Poschmann gießt das stille, aber extrem geschwinde Auseinanderfallen einer (typisch westlichen, noch dazu einer Geisteswissenschaftler-)Biografie in eine verwirrend leichte, elegante, teils vertraute, teils fremdartige Form: „Die Kieferninseln“ erzählt von einer Reise, wäre aber mit dem Begriff Road-Novel nicht nur deshalb unbefriedigend zu fassen, weil die Figuren kein Auto haben. Vielmehr handelt es sich wohl um einen asiatisierenden, einen west-östlichen pikaresken Roman.

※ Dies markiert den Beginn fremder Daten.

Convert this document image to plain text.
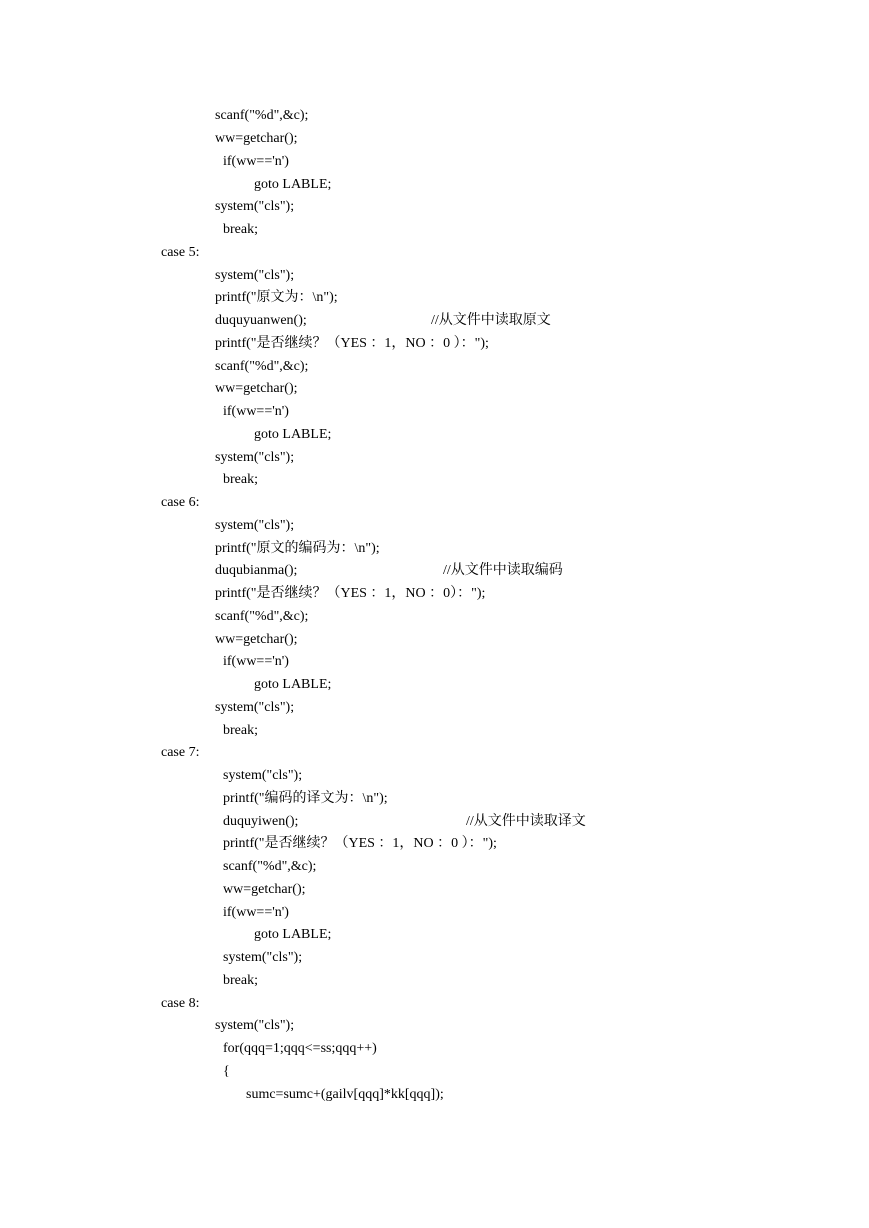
scanf("%d",&c);
ww=getchar();
if(ww=='n')
goto LABLE;
system("cls");
break;
case 5:
system("cls");
printf("原文为：\n");
duquyuanwen();	//从文件中读取原文
printf("是否继续？（YES ：1，NO ：0 ）：");
scanf("%d",&c);
ww=getchar();
if(ww=='n')
goto LABLE;
system("cls");
break;
case 6:
system("cls");
printf("原文的编码为：\n");
duqubianma();	//从文件中读取编码
printf("是否继续？（YES ：1，NO ：0）：");
scanf("%d",&c);
ww=getchar();
if(ww=='n')
goto LABLE;
system("cls");
break;
case 7:
system("cls");
printf("编码的译文为：\n");
duquyiwen();	//从文件中读取译文
printf("是否继续？（YES ：1，NO ：0 ）：");
scanf("%d",&c);
ww=getchar();
if(ww=='n')
goto LABLE;
system("cls");
break;
case 8:
system("cls");
for(qqq=1;qqq<=ss;qqq++)
{
sumc=sumc+(gailv[qqq]*kk[qqq]);
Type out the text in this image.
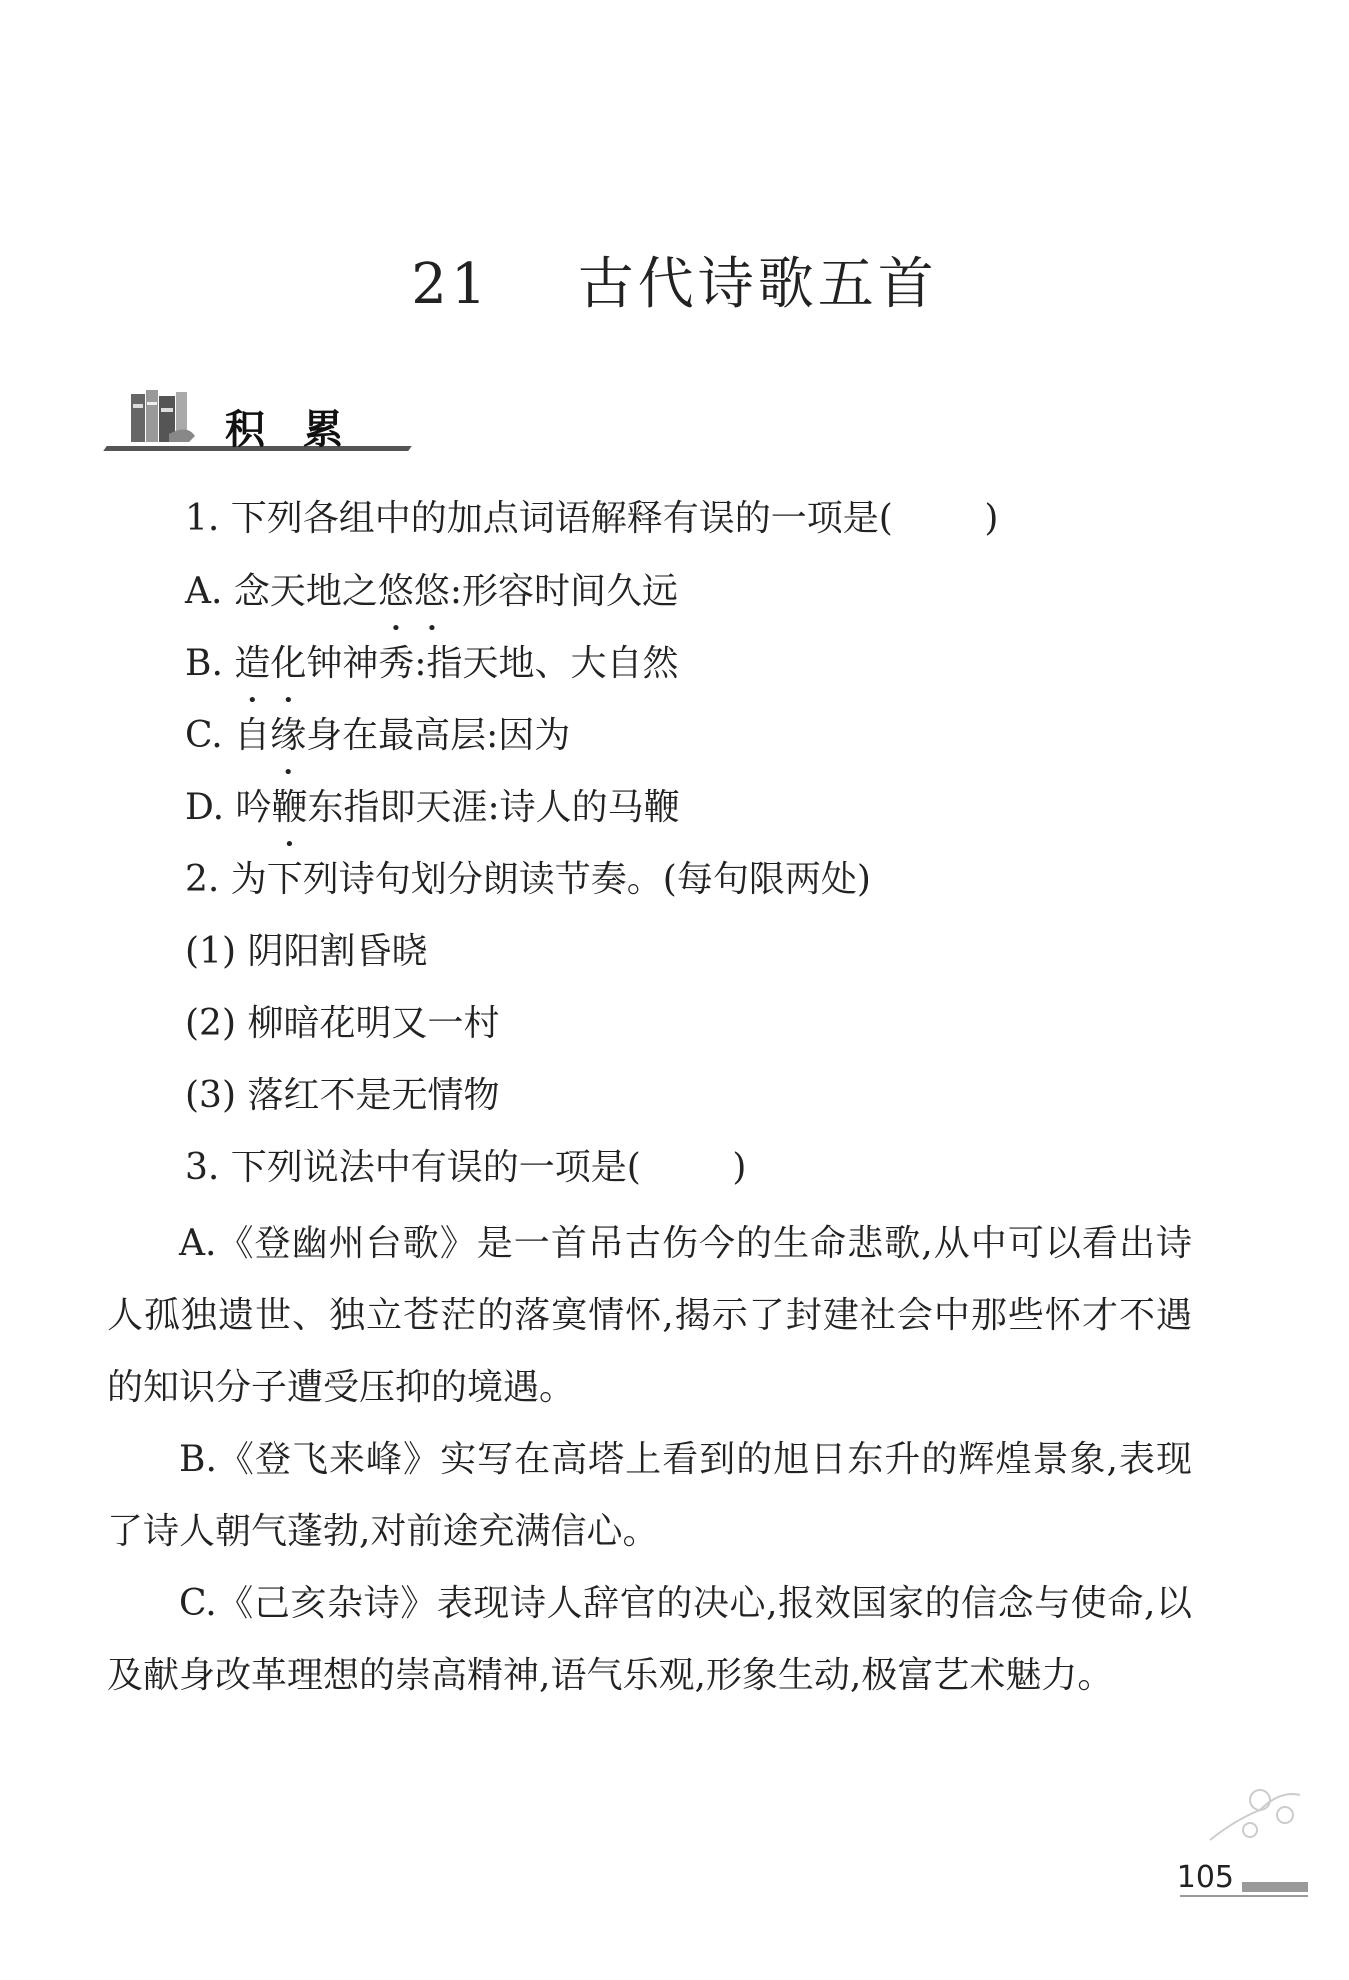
21    古代诗歌五首
积累
1. 下列各组中的加点词语解释有误的一项是(        )
A. 念天地之悠悠:形容时间久远
B. 造化钟神秀:指天地、大自然
C. 自缘身在最高层:因为
D. 吟鞭东指即天涯:诗人的马鞭
2. 为下列诗句划分朗读节奏。(每句限两处)
(1) 阴阳割昏晓
(2) 柳暗花明又一村
(3) 落红不是无情物
3. 下列说法中有误的一项是(        )
A.《登幽州台歌》是一首吊古伤今的生命悲歌,从中可以看出诗人孤独遗世、独立苍茫的落寞情怀,揭示了封建社会中那些怀才不遇的知识分子遭受压抑的境遇。
B.《登飞来峰》实写在高塔上看到的旭日东升的辉煌景象,表现了诗人朝气蓬勃,对前途充满信心。
C.《己亥杂诗》表现诗人辞官的决心,报效国家的信念与使命,以及献身改革理想的崇高精神,语气乐观,形象生动,极富艺术魅力。
105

Poschmann schickt ihren unglückseligen Helden auf die schicksalhafte Reise, die Jahrhunderte vor ihm der Dichter Matsuo Basho antrat (zur Orientierung: geboren kurz vor Ende des Dreißigjährigen Krieges, und auch Basho reiste einem Poeten nach, Saigyo, der wiederum Jahrhunderte vor ihm gelebt hatte). Gilbert Silvester, ein nicht mehr ganz junger Privatdozent, der den akademischen Durchbruch nicht geschafft hat und derzeit als „Bartforscher im Rahmen eines Drittmittelprojektes“ tätig ist, hatte das gar nicht vor. Poschmann wählt einen Ausgangspunkt von Freud’schem, aber auch Shakespeare’schem Ausmaß: „Er hatte geträumt, dass seine Frau ihn betrog.“ Dadurch ist er – der, wie auch wir bald nicht mehr, im Verlauf des Buches keine entschlossenen Unterschiede zwischen Traum und Realität machen wird – von der Untreue der offenbar pragmatischen und übrigens ausgesprochen gut verdienenden Mathilda überzeugt. „Er hatte immer gefürchtet, für Mathilda zu langweilig zu sein. Rein äußerlich schien ihre Beziehung intakt. Aber er konnte ihr auf Dauer nicht viel bieten, keine gesellschaftliche Abwechslung, keine genialische Spannung, keine charakterliche Tiefe.“
Da Mathilda (logischerweise) alles leugnet, verlässt er wütend das Haus, fährt zum Flughafen und bucht den ersten möglichen Fernflug. Tokio, was er Mathilda sofort übel nimmt, ausgerechnet Japan „mit seiner aufreibendlangatmigen, äußerst kleinteiligen, ja niederschmetternd manierierten Teekultur“. Gilbert Silvester kann Teeländer nicht ausstehen. „In Kaffeeländern lagen die Dinge offen zutage. In Teeländern spielte sich alles unter einem Schleier der Mystik ab. In Kaffeeländern konnte man Dinge erwerben, auch mit geringen geldlichen Mitteln in einem gewissen punktuellen Luxus schwelgen, in Teeländern erlangte man dergleichen ausschließlich mit Hilfe der Einbildungskraft.“ Gleichwohl ist Gilbert Silvester, ein fabelhafter Jammerlappen vor dem Herren, interessanterweise mitnichten verloren. Im Zeitungsladen am Flughafen kauft er sich nach der Ankunft ein paar japanische Klassiker. Auch Geisteswissenschaften bereiten auf den Umgang mit problematischen Situationen vor. Der Roman „Die Kieferninseln“ schillert bunt und ist nicht leicht zu fassen, was das Thema der Verzweiflung betrifft.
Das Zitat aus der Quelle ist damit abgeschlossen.